Bacteria are microscopic, single-celled organisms found in diverse environments. Many move independently, often using a sophisticated biological machine known as the bacterial flagellar motor. This motor represents a remarkable feat of nanoscale engineering, showcasing complexity and efficiency in its design and operation. It allows bacteria to navigate their surroundings, making it a fundamental mechanism for locomotion. The flagellar motor is a self-assembling complex, typically around 45 nanometers in diameter, constructed from approximately 20 different proteins.
The Motor’s Architecture
The bacterial flagellar motor is embedded within the bacterial cell envelope and consists of several distinct structural components. At its core is the rotor, which includes the MS-ring and the C-ring, acting as the base for the motor’s assembly. The MS-ring (FliF protein) is a transmembrane complex, while the C-ring (composed of FliG, FliM, and FliN proteins) attaches to the MS-ring’s cytoplasmic face and is involved in controlling rotation.
The stator units, which are the force generators, surround the rotor and are embedded in the cytoplasmic membrane. In bacteria like E. coli and Salmonella, each stator unit is typically formed by two MotB subunits and four or five MotA subunits. These stator units act as stationary components, providing the necessary anchoring and force generation for rotation. The MotB subunit contains a domain that binds to the peptidoglycan layer, anchoring the stator to the cell wall.
Extending from the rotor is the rod, which serves as a central drive shaft, connecting the MS-ring to the hook. The L-ring and P-ring are also part of this axial structure, acting as bushings or bearings in the outer membrane and peptidoglycan layer, respectively, to allow the rod to rotate smoothly. Finally, the hook, a flexible universal joint, connects the rod to the external helical filament. The long, helical filament, which can extend several micrometers beyond the cell surface, functions as the propeller.
Powering Bacterial Movement
The bacterial flagellar motor generates rotational force by harnessing the flow of ions across the cell membrane. This process relies on a transmembrane electrochemical gradient of ions, primarily protons (H+) or, in some species like Vibrio, sodium ions (Na+), known as the proton-motive force (PMF) or sodium-motive force (SMF). The stator units, composed of MotA and MotB proteins, function as ion channels.
As ions flow through the MotB channels, they interact with the stator and rotor components. A conserved aspartic acid residue (Asp32 in E. coli) within the transmembrane segment of MotB is thought to be the proton-binding site. The binding and dissociation of these ions are believed to trigger conformational changes in the cytoplasmic domain of MotA, which then interact with the FliG protein on the C-ring of the rotor. These interactions generate power strokes, causing the rotor to spin.
The rotation of the rotor is then transmitted through the rod and the flexible hook to the external helical filament, causing the filament to rotate like a propeller. The flagellar motor can rotate at remarkable speeds, reaching up to 50,000 RPM in some cases. The direction of flagellar rotation is precisely controlled by the chemosensory system, which enables bacteria to switch between clockwise (CW) and counter-clockwise (CCW) rotation almost instantaneously.
In bacteria like E. coli and Salmonella, counter-clockwise rotation causes the flagella to form a bundled propeller, propelling the bacterium forward in a “run”. When the flagella rotate clockwise, the bundle disassociates, causing the bacterium to “tumble” and randomly reorient itself. This ability to switch between runs and tumbles allows bacteria to change direction and navigate their environment effectively.
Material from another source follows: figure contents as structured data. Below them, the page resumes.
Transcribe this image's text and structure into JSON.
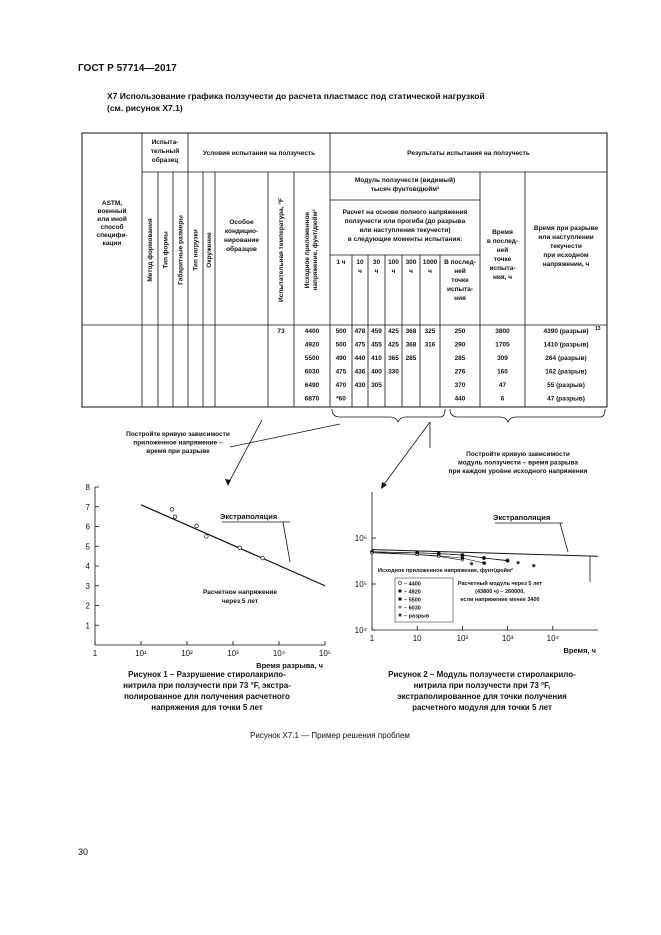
{
  "header": {
    "standard": "ГОСТ Р 57714—2017"
  },
  "section": {
    "title_lines": [
      "X7  Использование графика ползучести до расчета пластмасс под статической нагрузкой",
      "(см. рисунок X7.1)"
    ]
  },
  "table": {
    "headers": {
      "spec": [
        "ASTM,",
        "военный",
        "или иной",
        "способ",
        "специфи-",
        "кации"
      ],
      "specimen": [
        "Испыта-",
        "тельный",
        "образец"
      ],
      "specimen_cols": [
        "Метод формования",
        "Тип формы",
        "Габаритные размеры"
      ],
      "conditions": "Условия испытания на ползучесть",
      "condition_cols": [
        "Тип нагрузки",
        "Окружение"
      ],
      "conditioning": [
        "Особое",
        "кондицио-",
        "нирование",
        "образцов"
      ],
      "temperature": "Испытательная температура, °F",
      "stress": [
        "Исходное приложенное",
        "напряжение, фунт/дюйм²"
      ],
      "results": "Результаты испытания на ползучесть",
      "modulus": [
        "Модуль ползучести (видимый)",
        "тысяч фунтов/дюйм²"
      ],
      "basis": [
        "Расчет на основе полного напряжения",
        "ползучести или прогиба (до разрыва",
        "или наступления текучести)",
        "в следующие моменты испытания:"
      ],
      "times": [
        [
          "1 ч"
        ],
        [
          "10",
          "ч"
        ],
        [
          "30",
          "ч"
        ],
        [
          "100",
          "ч"
        ],
        [
          "300",
          "ч"
        ],
        [
          "1000",
          "ч"
        ],
        [
          "В послед-",
          "ней",
          "точке",
          "испыта-",
          "ния"
        ]
      ],
      "time_last": [
        "Время",
        "в послед-",
        "ней",
        "точке",
        "испыта-",
        "ния, ч"
      ],
      "time_rupture": [
        "Время при разрыве",
        "или наступлении",
        "текучести",
        "при исходном",
        "напряжении, ч"
      ]
    },
    "rows": [
      {
        "temperature": 73,
        "stress": 4400,
        "modulus": [
          500,
          478,
          459,
          425,
          368,
          325
        ],
        "last": 250,
        "time_last": 3800,
        "rupture": "4390 (разрыв)",
        "note": "13"
      },
      {
        "stress": 4920,
        "modulus": [
          500,
          475,
          455,
          425,
          368,
          316
        ],
        "last": 290,
        "time_last": 1705,
        "rupture": "1410 (разрыв)"
      },
      {
        "stress": 5500,
        "modulus": [
          490,
          440,
          410,
          365,
          285
        ],
        "last": 285,
        "time_last": 309,
        "rupture": "264 (разрыв)"
      },
      {
        "stress": 6030,
        "modulus": [
          475,
          436,
          400,
          330
        ],
        "last": 276,
        "time_last": 160,
        "rupture": "162 (разрыв)"
      },
      {
        "stress": 6490,
        "modulus": [
          470,
          430,
          305
        ],
        "last": 370,
        "time_last": 47,
        "rupture": "55 (разрыв)"
      },
      {
        "stress": 6870,
        "modulus": [
          "*60"
        ],
        "last": 440,
        "time_last": 6,
        "rupture": "47 (разрыв)"
      }
    ]
  },
  "callouts": [
    {
      "lines": [
        "Постройте кривую зависимости",
        "приложенное напряжение –",
        "время при разрыве"
      ]
    },
    {
      "lines": [
        "Постройте кривую зависимости",
        "модуль ползучести – время разрыва",
        "при каждом уровне исходного напряжения"
      ]
    }
  ],
  "figure1": {
    "xlim": [
      1,
      100000
    ],
    "log_x": true,
    "xticks": [
      1,
      {
        "value": 10,
        "label": "10¹"
      },
      {
        "value": 100,
        "label": "10²"
      },
      {
        "value": 1000,
        "label": "10³"
      },
      {
        "value": 10000,
        "label": "10⁴"
      },
      {
        "value": 100000,
        "label": "10⁵"
      }
    ],
    "ylim": [
      0,
      8
    ],
    "yticks": [
      1,
      2,
      3,
      4,
      5,
      6,
      7,
      8
    ],
    "xlabel": "Время разрыва, ч",
    "points": {
      "x": [
        4390,
        1410,
        264,
        162,
        55,
        47
      ],
      "y": [
        4.4,
        4.92,
        5.5,
        6.03,
        6.49,
        6.87
      ]
    },
    "trend": {
      "x": [
        10,
        100000
      ],
      "y": [
        7.1,
        3.0
      ]
    },
    "extrapolation_label": "Экстраполяция",
    "design_label": [
      "Расчетное напряжение",
      "через 5 лет"
    ],
    "caption": [
      "Рисунок 1 – Разрушение стиролакрило-",
      "нитрила при ползучести при 73 °F, экстра-",
      "полированное для получения расчетного",
      "напряжения для точки 5 лет"
    ]
  },
  "figure2": {
    "xlim": [
      1,
      100000
    ],
    "log_x": true,
    "xticks": [
      1,
      {
        "value": 10,
        "label": "10"
      },
      {
        "value": 100,
        "label": "10²"
      },
      {
        "value": 1000,
        "label": "10³"
      },
      {
        "value": 10000,
        "label": "10⁴"
      }
    ],
    "ylim": [
      10000,
      10000000
    ],
    "log_y": true,
    "yticks": [
      {
        "value": 10000,
        "label": "10⁴"
      },
      {
        "value": 100000,
        "label": "10⁵"
      },
      {
        "value": 1000000,
        "label": "10⁶"
      }
    ],
    "xlabel": "Время, ч",
    "x": [
      1,
      10,
      30,
      100,
      300,
      1000
    ],
    "series": [
      {
        "name": "– 4400",
        "values": [
          500000,
          478000,
          459000,
          425000,
          368000,
          325000
        ]
      },
      {
        "name": "– 4920",
        "values": [
          500000,
          475000,
          455000,
          425000,
          368000,
          316000
        ]
      },
      {
        "name": "– 5500",
        "values": [
          490000,
          440000,
          410000,
          365000,
          285000,
          null
        ]
      },
      {
        "name": "– 6030",
        "values": [
          475000,
          436000,
          400000,
          330000,
          null,
          null
        ]
      }
    ],
    "rupture": {
      "name": "– разрыв",
      "x": [
        3800,
        1705,
        309,
        160
      ],
      "values": [
        250000,
        290000,
        285000,
        276000
      ]
    },
    "trend": {
      "x": [
        1,
        100000
      ],
      "y": [
        560000,
        400000
      ]
    },
    "extrapolation_label": "Экстраполяция",
    "stress_label": "Исходное приложенное напряжение, фунт/дюйм²",
    "note": [
      "Расчетный модуль через 5 лет",
      "(43800 ч) – 260000,",
      "если напряжение менее 3400"
    ],
    "caption": [
      "Рисунок 2 – Модуль ползучести стиролакрило-",
      "нитрила при ползучести при 73 °F,",
      "экстраполированное для точки получения",
      "расчетного модуля для точки 5 лет"
    ]
  },
  "figure_caption": "Рисунок X7.1 — Пример решения проблем",
  "page_number": "30"
}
Why the Flagellar Motor is Important
The bacterial flagellar motor plays a profound role in bacterial survival and adaptation within diverse environments. This motor allows bacteria to exhibit chemotaxis, the ability to move towards beneficial attractants, such as nutrients, and away from harmful repellents or toxins. This directed movement is a sophisticated strategy for efficient nutrient acquisition and locating optimal niches for growth, especially in carbon-poor conditions.
Beyond environmental navigation, flagellar motility is often a significant factor in bacterial virulence and pathogenicity. For many bacterial pathogens, the ability to move is necessary for them to effectively infect host organisms and colonize tissues. For instance, motility can be particularly important for bacteria residing in the gastrointestinal tract or for those needing to invade host cells. Disrupting flagellar function can reduce the ability of certain bacteria to cause disease.
Understanding the intricate mechanics of this nanoscale motor also has broader implications for scientific research and technological innovation. The bacterial flagellar motor serves as a powerful model system for studying molecular machines and inspires fields like nanotechnology, for designing and building artificial nanomachines. Insights into the flagellar motor’s structure and function are contributing to the development of new antimicrobial strategies. By targeting the flagellar motor or the chemotaxis signaling pathway, scientists are exploring novel ways to combat bacterial infections, by interfering with bacterial movement and colonization, rather than directly killing them.